The financial services sector requires adaptability and flexibility to ever-shifting customer and client demands, such as tailoring personalized experiences and extra services that add value to a product. That's why finance organizations and fintechs need a language that is both flexible and scalable, which happens to be one of the hallmarks of Python. By using Python in coordination with frameworks such as Django, developers can quickly take an idea from wireframing to minimum viability to stay ahead of the competition and get software facing customers as soon as possible. Then, after QA’ing the minimum viable product, businesses can easily edit parts of the code or incorporate new ones to create a user-friendly finished product.

The Universe Of Python Tools And Libraries Is Second To None 

One of the biggest general benefits of Python, as noted above, is the vast ecosystem of user-created tools and libraries that can shortcut coding and make development easier and quicker than when using other languages. Additionally, fintech products often require integrations with third parties, and various Python libraries exist to make that easier as well. Python's development speed, coupled with its vast array of tools and libraries, creates a competitive advantage for organizations that hope to address changing consumer needs by releasing products quickly. Again, it’s all about speed and efficiency in fintech, and Python offers both.

Python Is Also Perfect For Data Science Areas Within Finance 

While data scientists often employ specialized languages like R or Matlab which were designed specifically for the purpose, the higher learning curves associated with them can be a boundary to more widespread use. Enter Python, which is much more popular among the finance profession due to its simplicity and practicality in creating algorithms and formulas. Tools like scipy, numpy or matplotlib allow finance profs to generate sophisticated financial calculations and display the results in an easily digestible manner, which is perfect for disseminating results with other teams and especially tech-averse members of an organization.

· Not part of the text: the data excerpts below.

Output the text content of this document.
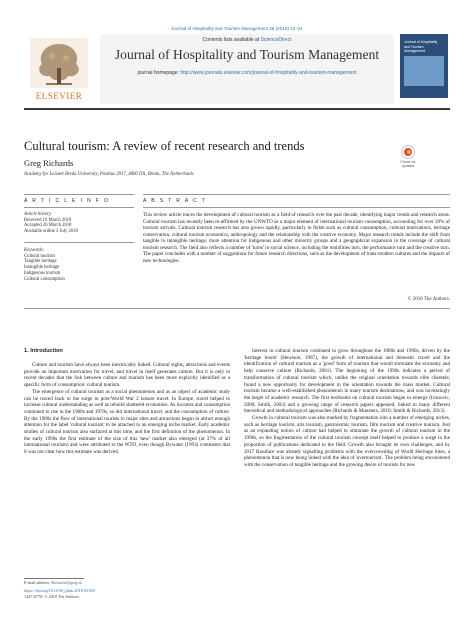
Journal of Hospitality and Tourism Management 36 (2018) 12–21
ELSEVIER
Contents lists available at ScienceDirect
Journal of Hospitality and Tourism Management
journal homepage: http://www.journals.elsevier.com/journal-of-hospitality-and-tourism-management
Journal of Hospitality and Tourism Management
Cultural tourism: A review of recent research and trends
Greg Richards
Academy for Leisure Breda University, Postbus 3917, 4800 DX, Breda, The Netherlands
Check for updates
A R T I C L E I N F O	A B S T R A C T
Article history:
Received 16 March 2018
Accepted 26 March 2018
Available online 3 July 2018
Keywords:
Cultural tourism
Tangible heritage
Intangible heritage
Indigenous tourism
Cultural consumption
This review article traces the development of cultural tourism as a field of research over the past decade, identifying major trends and research areas. Cultural tourism has recently been re-affirmed by the UNWTO as a major element of international tourism consumption, accounting for over 39% of tourism arrivals. Cultural tourism research has also grown rapidly, particularly in fields such as cultural consumption, cultural motivations, heritage conservation, cultural tourism economics, anthropology and the relationship with the creative economy. Major research trends include the shift from tangible to intangible heritage, more attention for indigenous and other minority groups and a geographical expansion in the coverage of cultural tourism research. The field also reflects a number of 'turns' in social science, including the mobilities turn, the performance turn and the creative turn. The paper concludes with a number of suggestions for future research directions, such as the development of trans-modern cultures and the impacts of new technologies.
© 2018 The Authors.
1. Introduction

Culture and tourism have always been inextricably linked. Cultural sights, attractions and events provide an important motivation for travel, and travel in itself generates culture. But it is only in recent decades that the link between culture and tourism has been more explicitly identified as a specific form of consumption: cultural tourism.

The emergence of cultural tourism as a social phenomenon and as an object of academic study can be traced back to the surge in post-World War 2 leisure travel. In Europe, travel helped to increase cultural understanding as well as rebuild shattered economies. As incomes and consumption continued to rise in the 1960s and 1970s, so did international travel, and the consumption of culture. By the 1980s the flow of international tourists to major sites and attractions began to attract enough attention for the label 'cultural tourism' to be attached to an emerging niche market. Early academic studies of cultural tourism also surfaced at this time, and the first definition of the phenomenon. In the early 1990s the first estimate of the size of this 'new' market also emerged (at 37% of all international tourism) and were attributed to the WTO, even though Bywater (1993) comments that it was not clear how this estimate was derived.

Interest in cultural tourism continued to grow throughout the 1980s and 1990s, driven by the 'heritage boom' (Hewison, 1987), the growth of international and domestic travel and the identification of cultural tourism as a 'good' form of tourism that would stimulate the economy and help conserve culture (Richards, 2001). The beginning of the 1990s indicates a period of transformation of cultural tourism which, unlike the original orientation towards elite clientele, found a new opportunity for development in the orientation towards the mass market. Cultural tourism became a well-established phenomenon in many tourism destinations, and was increasingly the target of academic research. The first textbooks on cultural tourism began to emerge (Ivanovic, 2008; Smith, 2003) and a growing range of research papers appeared, linked to many different theoretical and methodological approaches (Richards & Munsters, 2010; Smith & Richards, 2013).

Growth in cultural tourism was also marked by fragmentation into a number of emerging niches, such as heritage tourism, arts tourism, gastronomic tourism, film tourism and creative tourism. Just as an expanding notion of culture had helped to stimulate the growth of cultural tourism in the 1990s, so the fragmentation of the cultural tourism concept itself helped to produce a surge in the proportion of publications dedicated to the field. Growth also brought its own challenges, and by 2017 Boniface was already signalling problems with the overcrowding of World Heritage Sites, a phenomenon that is now being linked with the idea of 'overtourism'. The problem being encountered with the conservation of tangible heritage and the growing desire of tourists for new

E-mail address: Richards@greg.nl
https://doi.org/10.1016/j.jhtm.2018.03.005
1447-6770/ © 2018 The Authors.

Python’s Analytics Functions Are Ideal For A Profession Built On Analytics 

Python is especially popular in quantitative finance, providing solutions that process and analyze large datasets and big financial data for trend identification and predictions. Popular libraries like Pandas simplify the process of data visualization and enable more sophisticated statistical calculations. Similarly, thanks to libraries such as Scikit or PyBrain, Python-based solutions are equipped with powerful machine learning algorithms that assist with predictive analytics that make up the bread and butter of modern finance and investment strategizing.

Python Offers Tools For Emerging Fintech And Crypto Needs 

The analytics uses noted above also extend to more modern innovations in fintech, both on the software side and in emerging fields like cryptocurrency. For example, the Python data science ecosystem Anaconda can aid developers in retrieving cryptocurrency pricing and analyzing or visualizing financial data. Likewise, Python’s machine learning and AI functionality are ideal for stock market strategy and microtransactions, offering speed that can help fintech professionals keep up with competitors at the lightspeed pace of the modern financial markets.